The letter, written on August 9th, emphasized the repeated human rights violations taking place in the Tibetan Autonomous Region (TAR) and in other Tibetan areas of China: Specifically, politicized trials of Monks and political activists, sharp restrictions on religious freedom and control of monasteries by ‘reeducation teams' and an increasing and very visible security presence in cities and towns.
They urged that the United States should increase, ‘' diplomatic and international pressure on the Chinese government to reverse the [ongoing] crisis in Tibet''. They particularly emphasized the Chinese authority's policy of expelling ethnic Tibetans from Lhasa, enforced in June of this year.
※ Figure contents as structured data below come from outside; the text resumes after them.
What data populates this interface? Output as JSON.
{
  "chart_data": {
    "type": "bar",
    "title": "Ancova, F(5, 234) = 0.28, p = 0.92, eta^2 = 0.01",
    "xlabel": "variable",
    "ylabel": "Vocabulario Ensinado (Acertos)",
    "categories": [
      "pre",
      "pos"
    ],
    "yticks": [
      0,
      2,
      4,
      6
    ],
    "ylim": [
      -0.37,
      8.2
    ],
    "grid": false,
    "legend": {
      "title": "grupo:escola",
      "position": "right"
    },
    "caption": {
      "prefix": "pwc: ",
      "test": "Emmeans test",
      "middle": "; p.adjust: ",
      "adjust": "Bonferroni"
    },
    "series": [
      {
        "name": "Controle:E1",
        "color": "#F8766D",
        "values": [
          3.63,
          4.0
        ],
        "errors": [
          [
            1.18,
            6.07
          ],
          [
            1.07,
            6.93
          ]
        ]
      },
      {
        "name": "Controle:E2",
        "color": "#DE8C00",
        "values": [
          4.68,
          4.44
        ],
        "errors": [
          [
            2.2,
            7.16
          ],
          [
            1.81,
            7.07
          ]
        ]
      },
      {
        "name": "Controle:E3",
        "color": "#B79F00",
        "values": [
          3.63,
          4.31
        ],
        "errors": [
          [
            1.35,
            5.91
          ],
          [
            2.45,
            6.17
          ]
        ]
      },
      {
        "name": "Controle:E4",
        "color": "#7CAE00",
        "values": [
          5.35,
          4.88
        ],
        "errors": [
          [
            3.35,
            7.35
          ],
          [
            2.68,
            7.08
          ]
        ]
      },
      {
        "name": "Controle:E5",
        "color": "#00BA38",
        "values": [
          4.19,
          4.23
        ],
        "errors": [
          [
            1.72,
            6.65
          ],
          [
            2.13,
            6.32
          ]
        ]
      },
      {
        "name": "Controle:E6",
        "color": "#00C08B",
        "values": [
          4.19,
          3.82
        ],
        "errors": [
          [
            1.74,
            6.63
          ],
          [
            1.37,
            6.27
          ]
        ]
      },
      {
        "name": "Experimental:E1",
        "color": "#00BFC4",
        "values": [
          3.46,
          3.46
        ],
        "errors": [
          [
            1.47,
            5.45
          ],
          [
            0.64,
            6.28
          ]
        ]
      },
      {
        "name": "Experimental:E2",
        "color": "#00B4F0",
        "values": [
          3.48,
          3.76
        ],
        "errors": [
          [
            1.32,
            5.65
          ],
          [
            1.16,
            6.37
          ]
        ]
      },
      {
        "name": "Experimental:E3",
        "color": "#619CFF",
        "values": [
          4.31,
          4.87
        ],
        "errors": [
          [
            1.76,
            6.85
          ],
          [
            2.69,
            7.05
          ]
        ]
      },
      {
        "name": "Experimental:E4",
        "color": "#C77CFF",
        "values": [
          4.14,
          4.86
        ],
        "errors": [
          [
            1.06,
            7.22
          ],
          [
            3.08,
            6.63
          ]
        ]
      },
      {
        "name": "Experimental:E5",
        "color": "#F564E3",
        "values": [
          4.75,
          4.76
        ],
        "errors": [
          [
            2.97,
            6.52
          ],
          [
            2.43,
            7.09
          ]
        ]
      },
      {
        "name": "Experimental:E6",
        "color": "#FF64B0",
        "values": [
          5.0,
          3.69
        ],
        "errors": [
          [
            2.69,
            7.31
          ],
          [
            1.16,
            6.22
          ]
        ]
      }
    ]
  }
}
Despite the fact that they had official permission to live there- a reference to the expulsion from Lhasa of Tibetans from eastern regions after two prominent self-immolations in the city.
The congressmen also mentioned the self-immolations currently taking place (48 in the last few years, now thought to be the largest self-immolation campaign in history), and the resultant despair of the Tibetan people, a despair which is inherent in such an act.
As a way of alleviating Tibetans suffering, bringing much needed attention to the Tibetan cause, and pressurizing China to alter its policies, they propose that the U.S. should take the lead and host an international conference on Tibet, capitalizing on Germany, Canada, and other European countries interest and concern regarding China's regime in Tibet.
In conclusion, they wrote: ‘'It is important that the U.S. demonstrate that it is not deaf to the appeals for help and support emanating from Tibetans. We urge you [secretary of state Hilary Clinton] to work with partner nations and establish a contact group on Tibet to carry out strong, visible public diplomacy on this human crisis''.